What's listed for the East Coast is technically the Mid-Atlantic region. The East Coast covers Maine through Florida.
- Mid-atlantic is a much better term, actually. --Evan 16:10, 4 Dec 2003 (PST)
I'm not totally set on the cities currently listed. Perhaps swap Rochester for Albany? Neither are really great travel destinations though. There are, however, some more good travel destinations that are very small cities (like Princeton). If anyone ever takes an interest in changing the 9 listed cities, I'll be watching this page and will help out. --Peter Talk 02:05, 24 August 2007 (EDT)
- Whoops, there are only 8 cities here—room for one more. I kind of lean Princeton, but perhaps that's unfair to the big Jersey cities. If we pick one of them, which has the most important tourist attractions? We could also list Hoboken. --Peter Talk 01:25, 9 August 2008 (EDT)
- Hmm, surprised I missed that too. We don't have to have nine cities, of course, especially if there's no clear choice for the ninth one. For reference, here are the available candidates from the state articles:
- Niagara Falls, Ithaca, Syracuse, Cooperstown, Saratoga Springs, Albany
- Harrisburg, Allentown, Gettysburg, Hershey, Scranton/Wilkes-Barre, State College, Williamsport
- Trenton, Atlantic City, Camden, Hoboken, Jersey City, Newark, New Brunswick, Paterson, Princeton
- Bethesda, College Park, Cumberland, Frederick, Hagerstown, Ocean City, Solomons Island
- Dover, Wilmington, Newark, Bridgeville, Dewey Beach, New Castle, Rehoboth Beach, Middletown, Bethany Beach, Fenwick Island
- -- LtPowers 09:39, 9 August 2008 (EDT)
- Any thoughts? Niagara Falls seems like a decent choice, as the falls themselves are one of the region's major tourist destinations -- but it's really close to Buffalo. There are a lot of choices that are comparable to each other, but none that stand out like the current eight do. Maybe we should just stick with eight. LtPowers 18:55, 11 September 2008 (EDT)
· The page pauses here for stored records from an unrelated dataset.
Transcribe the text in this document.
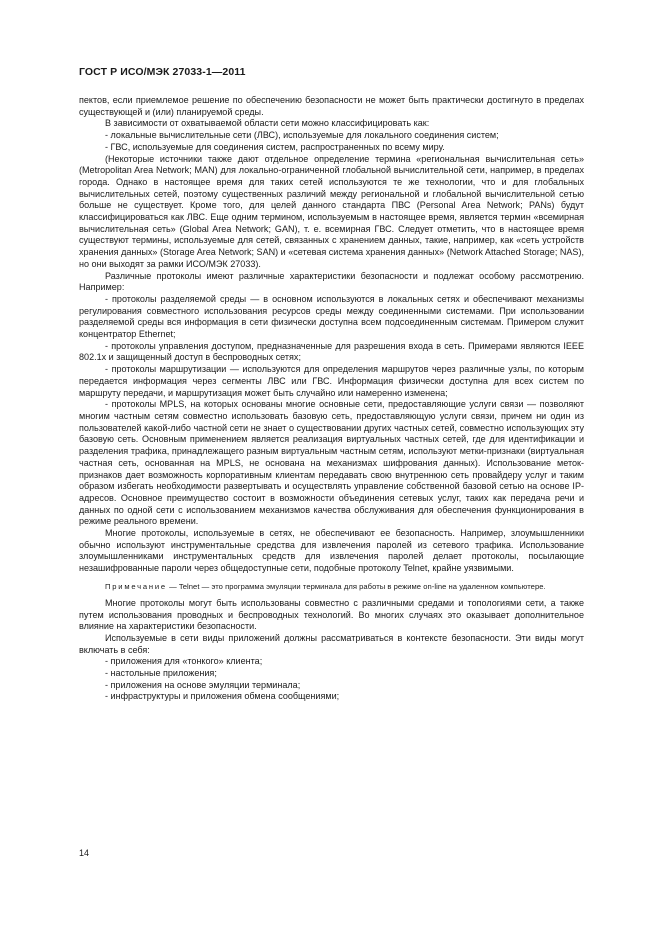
ГОСТ Р ИСО/МЭК 27033-1—2011

пектов, если приемлемое решение по обеспечению безопасности не может быть практически достигнуто в пределах существующей и (или) планируемой среды.

В зависимости от охватываемой области сети можно классифицировать как:

- локальные вычислительные сети (ЛВС), используемые для локального соединения систем;

- ГВС, используемые для соединения систем, распространенных по всему миру.

(Некоторые источники также дают отдельное определение термина «региональная вычислительная сеть» (Metropolitan Area Network; MAN) для локально-ограниченной глобальной вычислительной сети, например, в пределах города. Однако в настоящее время для таких сетей используются те же технологии, что и для глобальных вычислительных сетей, поэтому существенных различий между региональной и глобальной вычислительной сетью больше не существует. Кроме того, для целей данного стандарта ПВС (Personal Area Network; PANs) будут классифицироваться как ЛВС. Еще одним термином, используемым в настоящее время, является термин «всемирная вычислительная сеть» (Global Area Network; GAN), т. е. всемирная ГВС. Следует отметить, что в настоящее время существуют термины, используемые для сетей, связанных с хранением данных, такие, например, как «сеть устройств хранения данных» (Storage Area Network; SAN) и «сетевая система хранения данных» (Network Attached Storage; NAS), но они выходят за рамки ИСО/МЭК 27033).

Различные протоколы имеют различные характеристики безопасности и подлежат особому рассмотрению. Например:

- протоколы разделяемой среды — в основном используются в локальных сетях и обеспечивают механизмы регулирования совместного использования ресурсов среды между соединенными системами. При использовании разделяемой среды вся информация в сети физически доступна всем подсоединенным системам. Примером служит концентратор Ethernet;

- протоколы управления доступом, предназначенные для разрешения входа в сеть. Примерами являются IEEE 802.1x и защищенный доступ в беспроводных сетях;

- протоколы маршрутизации — используются для определения маршрутов через различные узлы, по которым передается информация через сегменты ЛВС или ГВС. Информация физически доступна для всех систем по маршруту передачи, и маршрутизация может быть случайно или намеренно изменена;

- протоколы MPLS, на которых основаны многие основные сети, предоставляющие услуги связи — позволяют многим частным сетям совместно использовать базовую сеть, предоставляющую услуги связи, причем ни один из пользователей какой-либо частной сети не знает о существовании других частных сетей, совместно использующих эту базовую сеть. Основным применением является реализация виртуальных частных сетей, где для идентификации и разделения трафика, принадлежащего разным виртуальным частным сетям, используют метки-признаки (виртуальная частная сеть, основанная на MPLS, не основана на механизмах шифрования данных). Использование меток-признаков дает возможность корпоративным клиентам передавать свою внутреннюю сеть провайдеру услуг и таким образом избегать необходимости развертывать и осуществлять управление собственной базовой сетью на основе IP-адресов. Основное преимущество состоит в возможности объединения сетевых услуг, таких как передача речи и данных по одной сети с использованием механизмов качества обслуживания для обеспечения функционирования в режиме реального времени.

Многие протоколы, используемые в сетях, не обеспечивают ее безопасность. Например, злоумышленники обычно используют инструментальные средства для извлечения паролей из сетевого трафика. Использование злоумышленниками инструментальных средств для извлечения паролей делает протоколы, посылающие незашифрованные пароли через общедоступные сети, подобные протоколу Telnet, крайне уязвимыми.

Примечание — Telnet — это программа эмуляции терминала для работы в режиме on-line на удаленном компьютере.

Многие протоколы могут быть использованы совместно с различными средами и топологиями сети, а также путем использования проводных и беспроводных технологий. Во многих случаях это оказывает дополнительное влияние на характеристики безопасности.

Используемые в сети виды приложений должны рассматриваться в контексте безопасности. Эти виды могут включать в себя:

- приложения для «тонкого» клиента;

- настольные приложения;

- приложения на основе эмуляции терминала;

- инфраструктуры и приложения обмена сообщениями;

14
- User:PAWiki seems to like Allentown, but I'd prefer to see some discussion here. Why Allentown and not, for instance, Scranton/Wilkes-Barre? The former is fairly close to Philadelphia, to the point of being in the same metro area if I recall correctly, and SWB also has a AAA baseball team (as does Syracuse, for that matter). I'm not saying Allentown is a bad choice, but I think we should discuss it. LtPowers 15:14, 26 December 2008 (EST)
- Allentown is the third most populated city in Pennsylvania, after Philadelphia and Pittsburgh, and one of the fastest growing. In economic, entertainment, social fields, it is the third or (if you include Harrisburg for the simple fact that it is the capital--but has little other notoriety) fourth most important city in the state. I also concur with the inclusion of Atlantic City, for the reasons noted below and the fact that it is among the most famed beach resorts in the region. PAWiki 15:39, 27 December 2008 (EST)
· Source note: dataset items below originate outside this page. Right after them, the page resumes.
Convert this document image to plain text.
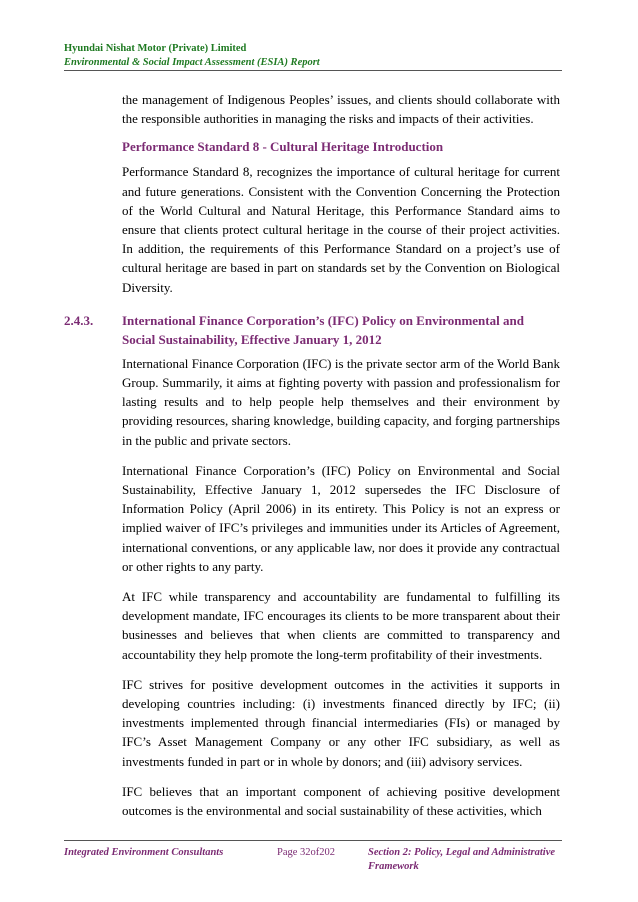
Hyundai Nishat Motor (Private) Limited
Environmental & Social Impact Assessment (ESIA) Report

the management of Indigenous Peoples’ issues, and clients should collaborate with the responsible authorities in managing the risks and impacts of their activities.

Performance Standard 8 - Cultural Heritage Introduction

Performance Standard 8, recognizes the importance of cultural heritage for current and future generations. Consistent with the Convention Concerning the Protection of the World Cultural and Natural Heritage, this Performance Standard aims to ensure that clients protect cultural heritage in the course of their project activities. In addition, the requirements of this Performance Standard on a project’s use of cultural heritage are based in part on standards set by the Convention on Biological Diversity.

2.4.3. International Finance Corporation’s (IFC) Policy on Environmental and Social Sustainability, Effective January 1, 2012

International Finance Corporation (IFC) is the private sector arm of the World Bank Group. Summarily, it aims at fighting poverty with passion and professionalism for lasting results and to help people help themselves and their environment by providing resources, sharing knowledge, building capacity, and forging partnerships in the public and private sectors.

International Finance Corporation’s (IFC) Policy on Environmental and Social Sustainability, Effective January 1, 2012 supersedes the IFC Disclosure of Information Policy (April 2006) in its entirety. This Policy is not an express or implied waiver of IFC’s privileges and immunities under its Articles of Agreement, international conventions, or any applicable law, nor does it provide any contractual or other rights to any party.

At IFC while transparency and accountability are fundamental to fulfilling its development mandate, IFC encourages its clients to be more transparent about their businesses and believes that when clients are committed to transparency and accountability they help promote the long-term profitability of their investments.

IFC strives for positive development outcomes in the activities it supports in developing countries including: (i) investments financed directly by IFC; (ii) investments implemented through financial intermediaries (FIs) or managed by IFC’s Asset Management Company or any other IFC subsidiary, as well as investments funded in part or in whole by donors; and (iii) advisory services.

IFC believes that an important component of achieving positive development outcomes is the environmental and social sustainability of these activities, which

Integrated Environment Consultants	Page 32of202	Section 2: Policy, Legal and Administrative Framework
- Atlantic City sounds like the best choice to me. It's a large enough sized city and a major tourist destination in New Jersey, for which we currently have no cities listed. I hadn't thought of it when I drafted the initial list, otherwise I think I would have included it. --Peter Talk 16:09, 26 December 2008 (EST)
- I've thought about it over the past week and I think Atlantic City is probably the best choice. There's a lot to like about Allentown, but I don't see it being a major destination for travelers just yet. Remember, the purpose of the "Cities" section is to provide shortcuts to cities the traveler is already thinking about without making them go through the whole hierarchy; I think Atlantic City definitely fills that bill (and, with that reasoning, perhaps we ought also to bold "Niagara Falls" in the description of Buffalo, to catch said traveler's eye). LtPowers 15:37, 1 January 2009 (EST)
- Atlantic City certainly draws more tourists than Allentown. I'd also suspect Allentown draws more than Rochester, which is on the list. PAWiki 15:14, 2 January 2009 (EST)
- My hunch is Rochester gets more tourism from its festivals, but especially from university visits. We seem to have a consensus at least to include Atlantic City, but we can still discuss the inclusion of Allentown at the removal of another city. --Peter Talk 15:29, 2 January 2009 (EST)
- Well, Rochester serves as a jumping-off point for the entire Finger Lakes region. It also has its own attractions, which are, admittedly, varied rather than dominated by one big thing, but that's not really a bad thing. But yes, the festival circuit is certainly a big draw. =) LtPowers 21:05, 2 January 2009 (EST)
- Discussion seems to have stalled -- I'd like to go ahead and add Atlantic City and the numerous Other Destinations we now have to the map. Any objections? LtPowers 10:11, 15 February 2009 (EST)
- Sounds good to me! --Peter Talk 20:42, 16 February 2009 (EST)
- Okay, new map is up. I didn't touch the Russian and Spanish layers on the SVG, though. LtPowers 20:15, 20 February 2009 (EST)
I just can't believe how much Wilmington, DE is left out on this article.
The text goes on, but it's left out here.